Sull’ultimo numero di Dabiq, la loro rivista, i terroristi spiegano anche la guerra di Kobane: «Contro i curdi è una guerra di religione, non nazionalistica».
«Con il permesso di Allah, conquisteremo Roma, spaccheremo le vostre croci e renderemo schiave le vostre donne. Questa è la promessa che Lui ci ha fatto (…) e Lui mantiene le promesse». Queste parole di Abu Muhammed al-Adnani al-Shami, portavoce dello Stato islamico, pronunciate in un file audio diffuso a fine settembre, sono state riprese in un lungo articolo pubblicato sul quarto numerodella rivista dei jihadisti, Dabiq.
LA COPERTINA. La copertina del numero, dal titolo “La crociata fallita”, mostra con un fotomontaggio una bandiera nera che sventola sull’Obelisco di Piazza San Pietro. Con il termine “crociati”, i terroristi si riferiscono ai cristiani ma soprattutto agli occidentali in generale, colpevoli secondo loro di aver colpito e umiliato più volte nella storia il popolo musulmano.
DABIQ. Il titolo della rivista, Dabiq, non è casuale: la città del nord della Siria è stata teatro nel 1516 della battaglia finale in cui gli Ottomani sconfissero i Mamelucchi, consolidando l’ultimo califfato che si ricordi nella storia. Secondo un hadith (aneddoto sulla vita di Maometto, che fa parte della Sunna), Dabiq è anche fondamentale dal punto di vista escatologico: è il luogo dove i “crociati” verranno sconfitti dai musulmani «prima dell’Apocalisse».
«GUERRA DI RELIGIONE». Sull’ultimo numero della rivista, diffusa domenica, oltre alle ripetute minacce contro gli americani e gli europei, si accenna anche alla guerra che lo Stato islamico sta conducendo contro i curdi a Kobane: «Non vogliamo dimenticarci di rivolgere un messaggio al popolo musulmano (…). La nostra guerra contro i curdi è una guerra di religione. Non è una guerra nazionalistica (…). Non combattiamo i curdi perché sono curdi. Piuttosto noi combattiamo gli infedeli che si trovano tra di loro, gli alleati dei crociati e degli ebrei nella guerra contro i musulmani».
«RITORNO DELLA SCHIAVITÙ». Sono due gli articoli che la rivista richiama in prima pagina: il primo parla della «crociata finale» e spiega come quella tra la coalizione di Barack Obama e lo Stato islamico sarà l’ultima grande guerra che anticipa l’Apocalisse. Il secondo inneggia al «ritorno della schiavitù» e spiega come le ragazze yazide siano state prese e vendute come schiave.

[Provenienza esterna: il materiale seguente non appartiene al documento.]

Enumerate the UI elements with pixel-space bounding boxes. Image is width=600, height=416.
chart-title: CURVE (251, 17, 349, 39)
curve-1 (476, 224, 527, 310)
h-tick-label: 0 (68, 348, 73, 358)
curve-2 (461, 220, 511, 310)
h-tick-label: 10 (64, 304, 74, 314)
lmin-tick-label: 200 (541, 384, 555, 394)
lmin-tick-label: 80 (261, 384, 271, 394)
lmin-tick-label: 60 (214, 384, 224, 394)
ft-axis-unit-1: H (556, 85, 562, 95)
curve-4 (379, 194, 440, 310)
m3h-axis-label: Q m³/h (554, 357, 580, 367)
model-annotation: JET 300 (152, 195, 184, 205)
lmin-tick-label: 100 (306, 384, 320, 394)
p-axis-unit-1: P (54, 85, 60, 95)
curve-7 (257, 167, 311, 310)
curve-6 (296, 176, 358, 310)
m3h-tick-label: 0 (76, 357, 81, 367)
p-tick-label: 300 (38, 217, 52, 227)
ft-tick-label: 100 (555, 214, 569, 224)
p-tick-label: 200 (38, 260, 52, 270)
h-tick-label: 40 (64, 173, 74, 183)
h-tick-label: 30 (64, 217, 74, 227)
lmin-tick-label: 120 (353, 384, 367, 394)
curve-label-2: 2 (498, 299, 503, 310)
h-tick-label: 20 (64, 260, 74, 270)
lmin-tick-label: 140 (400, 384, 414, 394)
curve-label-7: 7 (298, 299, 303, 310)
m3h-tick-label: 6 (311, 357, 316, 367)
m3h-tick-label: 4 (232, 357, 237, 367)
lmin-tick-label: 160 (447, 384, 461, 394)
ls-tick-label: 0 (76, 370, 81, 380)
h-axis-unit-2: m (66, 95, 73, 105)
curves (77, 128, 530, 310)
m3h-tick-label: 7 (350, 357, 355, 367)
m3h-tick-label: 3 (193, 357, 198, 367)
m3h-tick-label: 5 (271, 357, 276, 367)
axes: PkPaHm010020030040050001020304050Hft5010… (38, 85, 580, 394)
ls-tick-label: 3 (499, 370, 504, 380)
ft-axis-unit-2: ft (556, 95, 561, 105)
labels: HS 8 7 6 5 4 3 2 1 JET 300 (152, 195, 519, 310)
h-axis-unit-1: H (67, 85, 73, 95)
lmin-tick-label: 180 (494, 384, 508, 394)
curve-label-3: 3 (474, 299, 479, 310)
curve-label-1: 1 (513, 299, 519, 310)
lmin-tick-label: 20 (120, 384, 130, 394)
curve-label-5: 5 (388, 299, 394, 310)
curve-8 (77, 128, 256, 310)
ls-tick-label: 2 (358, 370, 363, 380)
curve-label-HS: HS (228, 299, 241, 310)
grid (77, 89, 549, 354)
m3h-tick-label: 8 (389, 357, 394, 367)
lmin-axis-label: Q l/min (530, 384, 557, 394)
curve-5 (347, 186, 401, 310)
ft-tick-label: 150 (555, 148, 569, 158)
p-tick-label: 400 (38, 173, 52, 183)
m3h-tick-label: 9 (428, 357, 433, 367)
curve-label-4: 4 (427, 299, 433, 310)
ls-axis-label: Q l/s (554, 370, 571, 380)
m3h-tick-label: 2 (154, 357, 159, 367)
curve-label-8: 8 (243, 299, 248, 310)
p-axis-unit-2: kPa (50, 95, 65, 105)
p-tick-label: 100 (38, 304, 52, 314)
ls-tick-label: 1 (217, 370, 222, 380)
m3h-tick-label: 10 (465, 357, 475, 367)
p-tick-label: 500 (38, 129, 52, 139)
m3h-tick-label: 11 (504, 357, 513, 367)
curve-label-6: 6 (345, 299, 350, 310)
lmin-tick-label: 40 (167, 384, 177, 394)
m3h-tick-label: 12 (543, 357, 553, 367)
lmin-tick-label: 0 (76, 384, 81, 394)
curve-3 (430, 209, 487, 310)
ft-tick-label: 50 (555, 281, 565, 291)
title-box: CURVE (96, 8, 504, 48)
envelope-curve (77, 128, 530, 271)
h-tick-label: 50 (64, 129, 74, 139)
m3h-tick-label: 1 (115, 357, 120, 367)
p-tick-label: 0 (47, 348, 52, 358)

SORTE DEI YAZIDI. Quest’ultimo articolo è il più interessante di tutto il numero perché all’interno si ammette esplicitamente che «dopo la conquista della regione di Sinjar», avvenuta ad agosto in Iraq, «lo Stato islamico si è trovato davanti una popolazione di yazidi (…). Le loro donne possono essere schiavizzate» perché eretiche, al contrario delle «apostate» o «infedeli» che «possono solo ricevere l’ultimatum di convertirsi o affrontare la spada».
«DONNE VENDUTE». Di conseguenza, «dopo la cattura, le donne yazide insieme ai loro bambini sono state divise tra i combattenti dello Stato islamico che hanno partecipato alle operazioni di Sinjar. In seguito, un quinto delle schiave sono state trasferite nel centro dello Stato islamico per essere divise come khums», cioè la quinta parte del bottino che Maometto storicamente teneva per sé e per la comunità.
«Questa riduzione in schiavitù di famiglie politeiste è la prima probabilmente da quando è stata abbandonata la sharia. (…) Le yazide schiavizzate ora sono state vendute ai soldati dello Stato islamico».
SCHIAVITÙ E CORANO. La schiavitù forzata delle donne eretiche non viene solo presa come un fatto positivo, ma anche giustificato alla luce dell’islam: «Bisogna ricordare che rendere schiave le famiglie degli infedeli e prendere le loro donne come concubine è un aspetto stabilito in modo chiaro dalla sharia. E se qualcuno la negasse o la prendesse in giro, negherebbe e prenderebbe in giro i versi del Corano e le narrazioni del Profeta, e di conseguenza diventerebbe un apostata».